就在这时,前面的混乱声传入耳畔,太子府的下人都聚在内院门口看热闹,而挤不进去的下人也不肯就此离开,纷纷三三俩俩聚在一起闲唠家常。
“看了多长时间了还没够,都让开!”
萧三骂骂咧咧的冲进人群,很快劈开了一条路。
宋译走了过去,冷眼看了一下立在风里用剪刀对着脖子的太子妃一眼,高声道:“我知道你恨不得杀了我,但麻烦你看在你也是这府里女主人的份儿上,让我先把秩序整顿好。这是你欠太子的,你若有半点夫妻情分,就别过来添乱。”
说完,宋译立在被府里侍卫死丝把守的内院前,确定太子妃退让一步后这才神情冷峻的回过头看着众人道:“热闹看够了吗?够了就给我回去干活,没看够的可以继续留下来。”
在这冷峻的眼神中,说话声渐渐小了下来。宋译看着他们继续道:“我知道,大家这也算是关心府内事宜。但是,却不能在外人面前失了体统。如今,南叶使臣尚未离京,若让他们知道我太子府乱成一锅粥,他们如何会心甘情愿对我大安朝俯首称臣?你们是太子府的下人,说话做事都要有太子府的规矩体统,平时看着都遵守的不错,没成想,一乱全都露出了马脚。没关系,你们可以乱,但是,若因此使南叶使臣动摇了像我安朝俯首称臣的决心,陛下回头追究下来,你们的脑袋轮着砍都不够。到时候若连累了家人,可别怪我不护着你们。”
人群寂静落针可闻,宋译这才放缓了声音道:“都回去吧,别为了自己的破好奇心误了国家大事。”

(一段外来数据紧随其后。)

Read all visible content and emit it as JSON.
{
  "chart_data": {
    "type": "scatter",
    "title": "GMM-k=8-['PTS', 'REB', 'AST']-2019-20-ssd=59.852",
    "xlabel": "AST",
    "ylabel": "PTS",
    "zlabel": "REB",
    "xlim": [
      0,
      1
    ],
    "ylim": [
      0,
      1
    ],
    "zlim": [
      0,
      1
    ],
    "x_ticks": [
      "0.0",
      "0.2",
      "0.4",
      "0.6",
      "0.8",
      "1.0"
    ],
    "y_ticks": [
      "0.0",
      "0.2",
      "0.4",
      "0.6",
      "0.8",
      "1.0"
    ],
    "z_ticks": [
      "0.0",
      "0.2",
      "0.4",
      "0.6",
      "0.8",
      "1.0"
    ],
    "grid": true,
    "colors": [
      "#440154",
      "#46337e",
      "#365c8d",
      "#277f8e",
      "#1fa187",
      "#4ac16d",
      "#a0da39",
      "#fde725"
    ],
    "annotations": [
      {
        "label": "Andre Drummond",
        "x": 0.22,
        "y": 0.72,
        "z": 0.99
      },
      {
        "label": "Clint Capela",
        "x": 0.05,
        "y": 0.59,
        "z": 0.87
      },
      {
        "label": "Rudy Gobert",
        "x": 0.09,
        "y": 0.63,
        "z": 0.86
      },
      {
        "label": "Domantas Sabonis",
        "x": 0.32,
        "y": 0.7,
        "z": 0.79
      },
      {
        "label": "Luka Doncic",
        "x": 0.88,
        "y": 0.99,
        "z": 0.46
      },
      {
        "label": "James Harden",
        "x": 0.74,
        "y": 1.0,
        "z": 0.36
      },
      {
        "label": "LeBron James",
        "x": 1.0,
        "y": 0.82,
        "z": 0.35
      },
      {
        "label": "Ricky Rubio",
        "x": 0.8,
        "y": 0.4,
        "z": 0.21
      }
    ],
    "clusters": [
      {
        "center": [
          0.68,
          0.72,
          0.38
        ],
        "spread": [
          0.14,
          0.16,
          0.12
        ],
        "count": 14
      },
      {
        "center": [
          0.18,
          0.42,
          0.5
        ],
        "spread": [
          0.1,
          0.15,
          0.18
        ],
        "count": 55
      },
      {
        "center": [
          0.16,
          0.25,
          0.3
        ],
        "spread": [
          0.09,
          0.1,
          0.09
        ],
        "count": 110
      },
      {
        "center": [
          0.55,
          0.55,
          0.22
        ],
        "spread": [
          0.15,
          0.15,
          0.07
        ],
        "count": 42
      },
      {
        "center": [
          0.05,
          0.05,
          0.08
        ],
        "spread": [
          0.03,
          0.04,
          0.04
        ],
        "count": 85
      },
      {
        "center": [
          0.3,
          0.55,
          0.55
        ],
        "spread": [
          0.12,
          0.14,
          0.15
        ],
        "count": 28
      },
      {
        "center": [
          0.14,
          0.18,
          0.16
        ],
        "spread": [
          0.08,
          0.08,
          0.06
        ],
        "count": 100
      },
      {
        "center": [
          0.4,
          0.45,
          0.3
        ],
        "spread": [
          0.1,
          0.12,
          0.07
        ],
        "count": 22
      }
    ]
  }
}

“可是宋大人,陛下已经不理朝政了。”就在这时,人群中传出一个声音道:“陛下不理朝政,南叶使臣照样不会向我安朝俯首称臣,横竖都要乱,那我们为什么不能放轻松一点。。。。。。”
“他是谁?”宋译垂着眼发出疑问。萧三立刻在一旁回道:“是府里的新账房,原先那个老朽了,这是新招的。”
“带下去,割了这条尽说屁话的舌头。”
“这。。。。。。”萧三有些犹豫,而那个帐房闻言也脸色一变道:“你凭什么割我的舌头?难道堂堂太子府,连规矩也没有了吗?”
宋译冷然看着他道:“割你舌头,是为了让你记得,国家兴亡匹夫有责。你自己先乱了起来,然后带着大家把所有的罪责都堆到陛下的头上,你说你舌头该不该割?”
“我不是这个意思。。。。。。”那帐房有些急了,指着宋译的鼻子大声道:“你,你别血口喷人。”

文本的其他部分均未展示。